Moeen Ali was the enforcer again as England surged to a four-day victory over South Africa at Old Trafford and delivered a 3-1 success in new captain Joe Root's maiden series.
Moeen (five for 69), who kick-started England's campaign with a 10-wicket haul at Lord's and then finished the Oval Test in the blink of an eye with a hat-trick, this time ended proceedings with a mere two wickets in two balls as James Anderson (three for 16) also chipped in appropriately to consign the tourists to defeat by 177 runs.
The off-spinner's intervention was badly needed as Hashim Amla (83) and Faf du Plessis (61) hinted briefly at significant resistance, and even sowed fleeting doubts about the inevitability of a home win as they got worryingly comfortable in a fourth-wicket stand of 123.
Moeen struck first, with the help of DRS, when he had Amla lbw with an off-break which just missed the inside-edge and was headed towards middle and leg-stump - despite umpire Kumar Dharmasena's initial not-out verdict.
When Moeen then bagged Quinton de Kock and Theunis de Bruyn in a spell of three wickets for five runs, this fourth Investec Test was once again surely up for the tourists - and so it proved as the last seven fell for only 39 runs in under 13 overs on the way to 202 all out, in pursuit of a highly unlikely ground-record chase of 380.
Before lunch, Stuart Broad and Anderson - starting out from his own end of course in Manchester these days - produced exemplary new-ball spells which might easily have brought much more than a solitary wicket each.
But Amla and Du Plessis then refused to go quietly as England barely even hinted at a breakthrough, and South Africa's number three constructed a seamless 100-ball 50 in a little over two hours.
He offered no chances, and there was just one glimpse of an opportunity at the other end when Du Plessis' off-drive on 40 was perilously close to Toby Roland-Jones' fingertips in his follow-through.
On the ground he once called home as Lancashire's, Du Plessis completed his 75-ball half-century with his seventh four past midwicket off Moeen.
But when the off-spinner made such short work of the next two batsmen, De Kock caught low at second slip trying to drive and De Bruyn snaffled at first on the back-foot defence two balls later, it seemed the South Africa captain was playing a lone hand.
He abdicated that role in the third over after tea, going after Anderson but only edging tamely behind.
Anderson, from the Statham End rather than his own, also soon had Kagiso Rabada driving on the up to cover - before Moeen made the shortest work of numbers 10 and 11 Morne Morkel and Duanne Olivier, in successive balls.
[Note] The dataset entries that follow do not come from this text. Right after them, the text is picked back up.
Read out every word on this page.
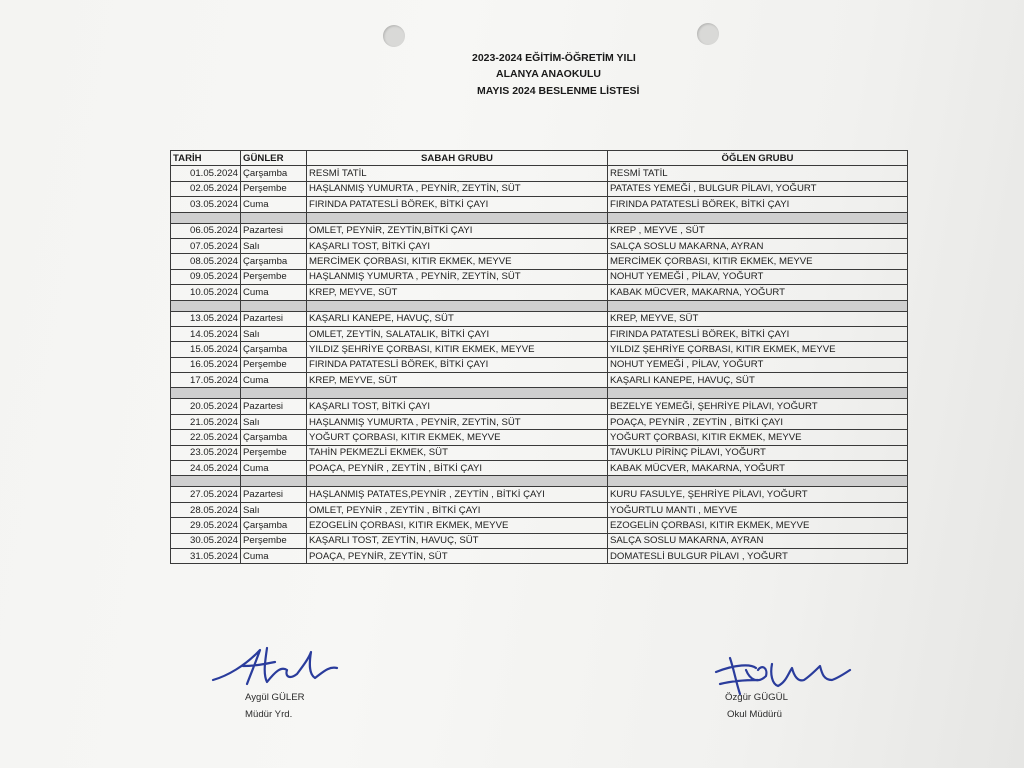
2023-2024 EĞİTİM-ÖĞRETİM YILI
ALANYA ANAOKULU
MAYIS 2024 BESLENME LİSTESİ
TARİH	GÜNLER	SABAH GRUBU	ÖĞLEN GRUBU
01.05.2024	Çarşamba	RESMİ TATİL	RESMİ TATİL
02.05.2024	Perşembe	HAŞLANMIŞ YUMURTA , PEYNİR, ZEYTİN, SÜT	PATATES YEMEĞİ , BULGUR PİLAVI, YOĞURT
03.05.2024	Cuma	FIRINDA PATATESLİ BÖREK, BİTKİ ÇAYI	FIRINDA PATATESLİ BÖREK, BİTKİ ÇAYI

06.05.2024	Pazartesi	OMLET, PEYNİR, ZEYTİN,BİTKİ ÇAYI	KREP , MEYVE , SÜT
07.05.2024	Salı	KAŞARLI TOST, BİTKİ ÇAYI	SALÇA SOSLU MAKARNA, AYRAN
08.05.2024	Çarşamba	MERCİMEK ÇORBASI, KITIR EKMEK, MEYVE	MERCİMEK ÇORBASI, KITIR EKMEK, MEYVE
09.05.2024	Perşembe	HAŞLANMIŞ YUMURTA , PEYNİR, ZEYTİN, SÜT	NOHUT YEMEĞİ , PİLAV, YOĞURT
10.05.2024	Cuma	KREP, MEYVE, SÜT	KABAK MÜCVER, MAKARNA, YOĞURT

13.05.2024	Pazartesi	KAŞARLI KANEPE, HAVUÇ, SÜT	KREP, MEYVE, SÜT
14.05.2024	Salı	OMLET, ZEYTİN, SALATALIK, BİTKİ ÇAYI	FIRINDA PATATESLİ BÖREK, BİTKİ ÇAYI
15.05.2024	Çarşamba	YILDIZ ŞEHRİYE ÇORBASI, KITIR EKMEK, MEYVE	YILDIZ ŞEHRİYE ÇORBASI, KITIR EKMEK, MEYVE
16.05.2024	Perşembe	FIRINDA PATATESLİ BÖREK, BİTKİ ÇAYI	NOHUT YEMEĞİ , PİLAV, YOĞURT
17.05.2024	Cuma	KREP, MEYVE, SÜT	KAŞARLI KANEPE, HAVUÇ, SÜT

20.05.2024	Pazartesi	KAŞARLI TOST, BİTKİ ÇAYI	BEZELYE YEMEĞİ, ŞEHRİYE PİLAVI, YOĞURT
21.05.2024	Salı	HAŞLANMIŞ YUMURTA , PEYNİR, ZEYTİN, SÜT	POAÇA, PEYNİR , ZEYTİN , BİTKİ ÇAYI
22.05.2024	Çarşamba	YOĞURT ÇORBASI, KITIR EKMEK, MEYVE	YOĞURT ÇORBASI, KITIR EKMEK, MEYVE
23.05.2024	Perşembe	TAHİN PEKMEZLİ EKMEK, SÜT	TAVUKLU PİRİNÇ PİLAVI, YOĞURT
24.05.2024	Cuma	POAÇA, PEYNİR , ZEYTİN , BİTKİ ÇAYI	KABAK MÜCVER, MAKARNA, YOĞURT

27.05.2024	Pazartesi	HAŞLANMIŞ PATATES,PEYNİR , ZEYTİN , BİTKİ ÇAYI	KURU FASULYE, ŞEHRİYE PİLAVI, YOĞURT
28.05.2024	Salı	OMLET, PEYNİR , ZEYTİN , BİTKİ ÇAYI	YOĞURTLU MANTI , MEYVE
29.05.2024	Çarşamba	EZOGELİN ÇORBASI, KITIR EKMEK, MEYVE	EZOGELİN ÇORBASI, KITIR EKMEK, MEYVE
30.05.2024	Perşembe	KAŞARLI TOST, ZEYTİN, HAVUÇ, SÜT	SALÇA SOSLU MAKARNA, AYRAN
31.05.2024	Cuma	POAÇA, PEYNİR, ZEYTİN, SÜT	DOMATESLİ BULGUR PİLAVI , YOĞURT
Aygül GÜLER
Müdür Yrd.
Özgür GÜGÜL
Okul Müdürü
South Africa had endured a troubled early passage as Broad and Anderson beat the bat with alarming regularity after England lost their last two wickets quickly to be bowled out for 243.
Broad resumed his hot streak, having seen off the last three men in the first innings, when he served up an outstanding delivery from round the wicket to account for Dean Elgar caught-behind in just the fourth over.
It was soon all too much for Heino Kuhn too, in his last act of a tough tour which had brought him 113 runs in eight attempts by the time he edged low to first slip to go for 11 this time.
Then just as it seemed Temba Bavuma and Amla might close out the morning, first-change Roland-Jones inflicted another hammer blow when he had the former caught-behind after Root took responsibility to chance a review which overturned an initial not-out verdict.
Morkel had finished with a deserved four for 41 after taking the last two England wickets - which fell in under three overs.
Broad slapped a catch to cover, and last man Anderson fenced one into the hands of short-leg, each hastening the opportunity to get stuck in with the ball instead and leaving Moeen unbeaten on 75 - having added eight of England's runs from an overnight 224 for eight.
At that point, Moeen had lived up to his preferred billing as a "batsman who bowls a bit".
With his series wicket tally up to 25 a few hours later, his description of his own talents sounded more misleading than ever.